Earlier this year, a class action complaint was filed against Coca-Cola and one of its subsidiaries, Fairlife LLC, alleging false advertising for selling “humanely sourced” milk.
Two other plaintiffs filed separate class action suits only weeks later. These complaints followed closely on the release of videos by an animal rights group called Animal Recovery Mission that purportedly displays various types of abuse of cows and calves at the farm, sparking a social media wildfire. The footage reportedly showed, for example, Fairlife cows being dragged, slapped or pushed.
The class actions allege that buyers were duped into purchasing Fairlife products based on the allegedly fraudulent claims by Fairlife of the humane treatment given to Fairlife’s cows. One plaintiff even alleged that Fairlife’s advertising and labeling – which included a “cute drawing” of a cow that suggested, “the animal is healthy and happy” – had deceived buyers into contributing to and participating in the cruelty. Fairlife has not yet responded in these actions.
In Fairlife’s case, the key trigger phrase was “humanely sourced.” What does that mean? The short answer: nothing – or at least nothing specific or independently verifiable – and Fairlife doesn’t define it. The lack of clear definition creates a gray area, and plaintiffs’ attorneys are more than happy to fill in the gray area with their own versions of what the phrase means to consumers – and, accordingly, their own explanation as to how Fairlife’s products did not meet that “understood” definition. What is more, should Fairlife argue that the phrase had no objective or significant meaning to the buyers of their products, the question in response is, “Then why use it at all?”

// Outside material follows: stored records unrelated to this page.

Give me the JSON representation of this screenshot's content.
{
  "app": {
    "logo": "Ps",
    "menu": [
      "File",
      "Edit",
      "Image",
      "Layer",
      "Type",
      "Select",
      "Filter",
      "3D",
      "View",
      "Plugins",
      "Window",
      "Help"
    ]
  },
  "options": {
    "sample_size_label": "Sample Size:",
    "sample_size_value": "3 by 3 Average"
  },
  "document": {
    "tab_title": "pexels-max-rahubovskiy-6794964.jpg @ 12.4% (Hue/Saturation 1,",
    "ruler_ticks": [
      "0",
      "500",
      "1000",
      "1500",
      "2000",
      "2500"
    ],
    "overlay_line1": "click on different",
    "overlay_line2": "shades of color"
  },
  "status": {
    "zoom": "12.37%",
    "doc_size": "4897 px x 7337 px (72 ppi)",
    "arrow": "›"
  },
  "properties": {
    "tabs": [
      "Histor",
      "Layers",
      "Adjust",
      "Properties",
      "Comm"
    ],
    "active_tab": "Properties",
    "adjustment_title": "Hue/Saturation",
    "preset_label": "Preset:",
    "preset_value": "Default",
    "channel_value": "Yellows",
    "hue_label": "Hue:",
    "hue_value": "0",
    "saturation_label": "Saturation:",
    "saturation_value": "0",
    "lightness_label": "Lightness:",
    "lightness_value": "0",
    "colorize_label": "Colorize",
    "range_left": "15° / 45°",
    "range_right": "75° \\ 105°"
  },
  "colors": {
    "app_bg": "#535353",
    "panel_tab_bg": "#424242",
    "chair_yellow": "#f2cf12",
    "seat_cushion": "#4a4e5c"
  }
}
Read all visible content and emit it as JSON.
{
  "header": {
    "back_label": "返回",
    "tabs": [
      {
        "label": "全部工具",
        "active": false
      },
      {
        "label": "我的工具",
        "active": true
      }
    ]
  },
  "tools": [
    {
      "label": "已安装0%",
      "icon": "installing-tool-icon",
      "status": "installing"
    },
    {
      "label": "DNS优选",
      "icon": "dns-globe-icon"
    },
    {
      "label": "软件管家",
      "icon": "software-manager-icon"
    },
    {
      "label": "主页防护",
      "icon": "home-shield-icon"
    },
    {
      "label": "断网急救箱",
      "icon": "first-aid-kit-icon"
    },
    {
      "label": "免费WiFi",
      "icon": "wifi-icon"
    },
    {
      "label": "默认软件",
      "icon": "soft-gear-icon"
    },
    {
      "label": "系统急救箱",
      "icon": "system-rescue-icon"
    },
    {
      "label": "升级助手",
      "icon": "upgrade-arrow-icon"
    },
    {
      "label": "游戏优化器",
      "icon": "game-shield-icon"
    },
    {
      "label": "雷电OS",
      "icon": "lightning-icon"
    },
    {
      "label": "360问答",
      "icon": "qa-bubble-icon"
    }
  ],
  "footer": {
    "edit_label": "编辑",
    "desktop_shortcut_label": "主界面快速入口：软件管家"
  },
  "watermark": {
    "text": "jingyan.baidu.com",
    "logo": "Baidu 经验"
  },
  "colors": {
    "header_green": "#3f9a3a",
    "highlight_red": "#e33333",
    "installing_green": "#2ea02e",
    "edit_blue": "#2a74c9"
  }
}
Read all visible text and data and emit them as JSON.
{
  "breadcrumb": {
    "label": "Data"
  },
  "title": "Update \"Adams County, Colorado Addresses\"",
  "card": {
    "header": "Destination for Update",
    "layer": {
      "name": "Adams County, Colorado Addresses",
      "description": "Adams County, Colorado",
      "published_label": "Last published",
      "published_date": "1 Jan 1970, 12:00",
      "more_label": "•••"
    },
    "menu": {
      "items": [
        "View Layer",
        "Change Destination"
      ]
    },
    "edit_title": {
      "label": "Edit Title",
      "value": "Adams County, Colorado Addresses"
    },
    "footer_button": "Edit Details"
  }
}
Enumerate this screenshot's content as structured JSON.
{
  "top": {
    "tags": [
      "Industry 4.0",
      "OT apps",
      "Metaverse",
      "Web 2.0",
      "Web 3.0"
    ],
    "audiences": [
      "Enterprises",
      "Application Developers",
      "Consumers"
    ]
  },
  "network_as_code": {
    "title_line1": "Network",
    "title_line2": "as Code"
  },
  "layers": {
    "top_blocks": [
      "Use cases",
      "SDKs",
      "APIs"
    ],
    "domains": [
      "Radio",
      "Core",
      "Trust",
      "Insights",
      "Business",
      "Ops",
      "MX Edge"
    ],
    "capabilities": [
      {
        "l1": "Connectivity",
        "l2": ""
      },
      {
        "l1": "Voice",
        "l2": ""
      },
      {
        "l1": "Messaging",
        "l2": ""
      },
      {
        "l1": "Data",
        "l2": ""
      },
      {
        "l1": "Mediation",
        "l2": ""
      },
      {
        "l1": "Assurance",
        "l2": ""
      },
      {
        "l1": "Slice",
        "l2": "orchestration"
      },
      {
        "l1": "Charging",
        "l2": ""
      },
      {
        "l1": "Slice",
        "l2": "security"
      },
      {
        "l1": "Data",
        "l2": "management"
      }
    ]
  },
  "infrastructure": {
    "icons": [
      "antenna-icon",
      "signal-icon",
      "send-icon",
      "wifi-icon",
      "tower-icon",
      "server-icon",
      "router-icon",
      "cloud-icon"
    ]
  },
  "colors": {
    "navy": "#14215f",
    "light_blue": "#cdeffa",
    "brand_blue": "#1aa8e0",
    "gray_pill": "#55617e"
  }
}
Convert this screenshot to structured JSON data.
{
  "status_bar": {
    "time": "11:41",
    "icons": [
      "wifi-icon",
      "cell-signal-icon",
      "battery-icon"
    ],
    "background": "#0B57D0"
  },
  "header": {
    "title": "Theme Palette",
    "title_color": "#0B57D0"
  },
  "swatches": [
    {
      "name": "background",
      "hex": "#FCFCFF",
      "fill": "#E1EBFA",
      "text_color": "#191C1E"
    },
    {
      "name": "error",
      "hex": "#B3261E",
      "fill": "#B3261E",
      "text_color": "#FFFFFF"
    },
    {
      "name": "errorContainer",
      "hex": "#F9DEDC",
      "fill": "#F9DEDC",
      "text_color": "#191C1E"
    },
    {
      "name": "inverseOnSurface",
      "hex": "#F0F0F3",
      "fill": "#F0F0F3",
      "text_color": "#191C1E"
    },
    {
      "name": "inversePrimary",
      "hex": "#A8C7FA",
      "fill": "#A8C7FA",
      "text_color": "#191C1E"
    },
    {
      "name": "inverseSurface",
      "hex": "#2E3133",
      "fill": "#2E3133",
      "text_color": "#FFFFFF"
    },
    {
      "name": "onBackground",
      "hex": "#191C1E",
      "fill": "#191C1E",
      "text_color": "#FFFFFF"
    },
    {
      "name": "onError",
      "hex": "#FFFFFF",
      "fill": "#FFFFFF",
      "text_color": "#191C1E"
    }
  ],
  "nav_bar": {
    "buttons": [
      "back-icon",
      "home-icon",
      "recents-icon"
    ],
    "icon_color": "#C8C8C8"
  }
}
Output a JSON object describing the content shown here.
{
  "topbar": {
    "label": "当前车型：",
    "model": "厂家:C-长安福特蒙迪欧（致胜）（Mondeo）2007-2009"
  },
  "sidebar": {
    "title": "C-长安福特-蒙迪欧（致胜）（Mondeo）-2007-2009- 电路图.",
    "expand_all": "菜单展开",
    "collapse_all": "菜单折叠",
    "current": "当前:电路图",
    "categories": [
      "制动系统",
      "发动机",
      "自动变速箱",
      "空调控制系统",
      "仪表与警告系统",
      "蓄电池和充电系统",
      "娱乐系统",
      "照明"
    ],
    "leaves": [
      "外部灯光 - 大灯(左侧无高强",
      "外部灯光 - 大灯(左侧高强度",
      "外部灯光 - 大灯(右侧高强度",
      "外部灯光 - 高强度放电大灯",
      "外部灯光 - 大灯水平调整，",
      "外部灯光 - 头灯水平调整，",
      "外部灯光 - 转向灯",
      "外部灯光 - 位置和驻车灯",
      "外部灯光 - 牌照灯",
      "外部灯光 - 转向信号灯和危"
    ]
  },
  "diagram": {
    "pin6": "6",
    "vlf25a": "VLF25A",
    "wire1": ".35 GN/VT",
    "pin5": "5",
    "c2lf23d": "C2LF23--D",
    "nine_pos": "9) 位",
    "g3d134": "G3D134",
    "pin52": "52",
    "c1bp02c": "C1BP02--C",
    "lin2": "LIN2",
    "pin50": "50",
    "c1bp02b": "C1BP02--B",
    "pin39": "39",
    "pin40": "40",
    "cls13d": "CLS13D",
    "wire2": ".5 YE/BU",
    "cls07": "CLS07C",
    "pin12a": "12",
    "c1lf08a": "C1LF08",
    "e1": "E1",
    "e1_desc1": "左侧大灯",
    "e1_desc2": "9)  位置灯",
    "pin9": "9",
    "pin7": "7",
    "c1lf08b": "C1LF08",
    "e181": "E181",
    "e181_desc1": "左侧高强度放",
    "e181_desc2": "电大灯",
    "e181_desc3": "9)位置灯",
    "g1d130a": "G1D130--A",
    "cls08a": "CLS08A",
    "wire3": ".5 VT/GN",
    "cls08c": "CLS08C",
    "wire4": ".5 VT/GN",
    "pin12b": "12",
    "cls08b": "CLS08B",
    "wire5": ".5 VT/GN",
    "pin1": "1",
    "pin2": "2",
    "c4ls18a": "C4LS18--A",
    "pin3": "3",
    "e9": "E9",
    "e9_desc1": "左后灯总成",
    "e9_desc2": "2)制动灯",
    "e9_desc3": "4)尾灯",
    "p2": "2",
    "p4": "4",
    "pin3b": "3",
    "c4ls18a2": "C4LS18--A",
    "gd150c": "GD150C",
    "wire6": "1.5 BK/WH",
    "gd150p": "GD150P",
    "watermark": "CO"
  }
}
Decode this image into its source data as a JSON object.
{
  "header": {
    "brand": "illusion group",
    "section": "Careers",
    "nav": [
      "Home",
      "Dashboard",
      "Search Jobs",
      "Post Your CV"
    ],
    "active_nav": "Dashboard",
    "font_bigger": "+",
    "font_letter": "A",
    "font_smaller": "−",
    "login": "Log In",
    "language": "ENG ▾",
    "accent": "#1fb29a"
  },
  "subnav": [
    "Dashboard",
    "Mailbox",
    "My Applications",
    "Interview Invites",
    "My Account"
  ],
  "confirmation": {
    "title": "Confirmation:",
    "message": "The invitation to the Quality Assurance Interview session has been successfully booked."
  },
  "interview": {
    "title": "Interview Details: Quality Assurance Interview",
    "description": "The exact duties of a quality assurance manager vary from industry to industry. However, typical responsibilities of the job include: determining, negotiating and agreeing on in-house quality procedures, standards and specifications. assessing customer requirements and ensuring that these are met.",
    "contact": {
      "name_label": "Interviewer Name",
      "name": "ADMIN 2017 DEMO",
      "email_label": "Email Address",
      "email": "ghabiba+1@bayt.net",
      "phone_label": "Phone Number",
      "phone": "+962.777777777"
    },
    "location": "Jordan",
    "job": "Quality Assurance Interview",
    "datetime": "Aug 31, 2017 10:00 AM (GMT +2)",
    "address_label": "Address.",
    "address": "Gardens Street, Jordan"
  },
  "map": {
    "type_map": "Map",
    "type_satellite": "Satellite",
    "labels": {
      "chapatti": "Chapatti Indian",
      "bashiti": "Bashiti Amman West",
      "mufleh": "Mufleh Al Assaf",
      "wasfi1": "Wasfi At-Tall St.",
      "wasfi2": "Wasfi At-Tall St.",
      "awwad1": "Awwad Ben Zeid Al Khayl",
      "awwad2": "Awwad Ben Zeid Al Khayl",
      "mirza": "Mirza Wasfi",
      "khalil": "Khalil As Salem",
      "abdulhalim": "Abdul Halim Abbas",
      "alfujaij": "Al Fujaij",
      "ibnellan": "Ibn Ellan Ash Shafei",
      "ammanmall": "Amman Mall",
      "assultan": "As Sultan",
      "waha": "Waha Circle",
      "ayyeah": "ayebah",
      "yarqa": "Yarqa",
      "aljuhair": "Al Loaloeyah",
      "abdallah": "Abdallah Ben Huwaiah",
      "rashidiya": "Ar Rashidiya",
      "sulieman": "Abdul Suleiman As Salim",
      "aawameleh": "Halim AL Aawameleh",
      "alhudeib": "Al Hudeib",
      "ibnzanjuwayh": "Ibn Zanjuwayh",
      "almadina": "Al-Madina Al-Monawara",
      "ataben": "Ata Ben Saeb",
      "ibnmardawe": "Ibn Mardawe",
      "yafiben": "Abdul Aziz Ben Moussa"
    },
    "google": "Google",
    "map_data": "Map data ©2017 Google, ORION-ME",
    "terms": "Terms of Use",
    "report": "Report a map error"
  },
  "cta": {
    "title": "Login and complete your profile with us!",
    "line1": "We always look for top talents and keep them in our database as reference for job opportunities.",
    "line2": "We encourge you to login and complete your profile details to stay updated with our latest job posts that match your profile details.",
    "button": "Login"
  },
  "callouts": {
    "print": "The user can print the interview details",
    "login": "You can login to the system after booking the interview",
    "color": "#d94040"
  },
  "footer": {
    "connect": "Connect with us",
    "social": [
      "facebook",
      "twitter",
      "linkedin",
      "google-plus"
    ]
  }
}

Another concept highlighted by these Fairlife cases is that trigger words do not necessarily need to be words at all – photos, drawings or other imagery can provide a basis for false labeling claims. Artwork that suggests something about a product to consumers – like a “cute” drawing of a cow suggesting, allegedly, that Fairlife’s cows are happy and well-treated – may be used by plaintiffs and their attorneys to demonstrate that a company’s practices and promises do not jibe. It may seem far-fetched, but it is not necessarily beyond the pale. Ultimately, if an advertisement or label can be construed as deceptive or misleading to a reasonable consumer, the case may have legs (or at least survive a motion to dismiss).
How can a company best protect itself against the possibility of litigation over its advertising and labeling practices? While no company can completely rid itself of the risk of suit, a few best practices have developed over the years that can help either minimize the chances of a plaintiff identifying certain products as false or misleading or, if a lawsuit does arise, give the company some protection or ammunition to use in its defense.
For any phrase or aspect of a company’s label that could be reasonably construed by consumers to say something about the product, companies should consider:
1) Can I expect consumers to give meaning this aspect of my labeling or advertising;
2) Is that potential meaning a reasonable one; and
3) Can I substantiate or verify this aspect of my label or advertising according to a reasonably objective standard?
For any aspect of a label or advertisement that could be a “trigger” – something that lacks any independent definition but can nevertheless be construed by consumers to mean something – companies should proceed with extra caution. The best approach for trigger words may be to avoid using them entirely. If the company can’t realistically avoid it, though, then it should consider creating its own definition of the trigger word and communicating that definition to buyers – and of course, ensuring that the product actually meets the definition.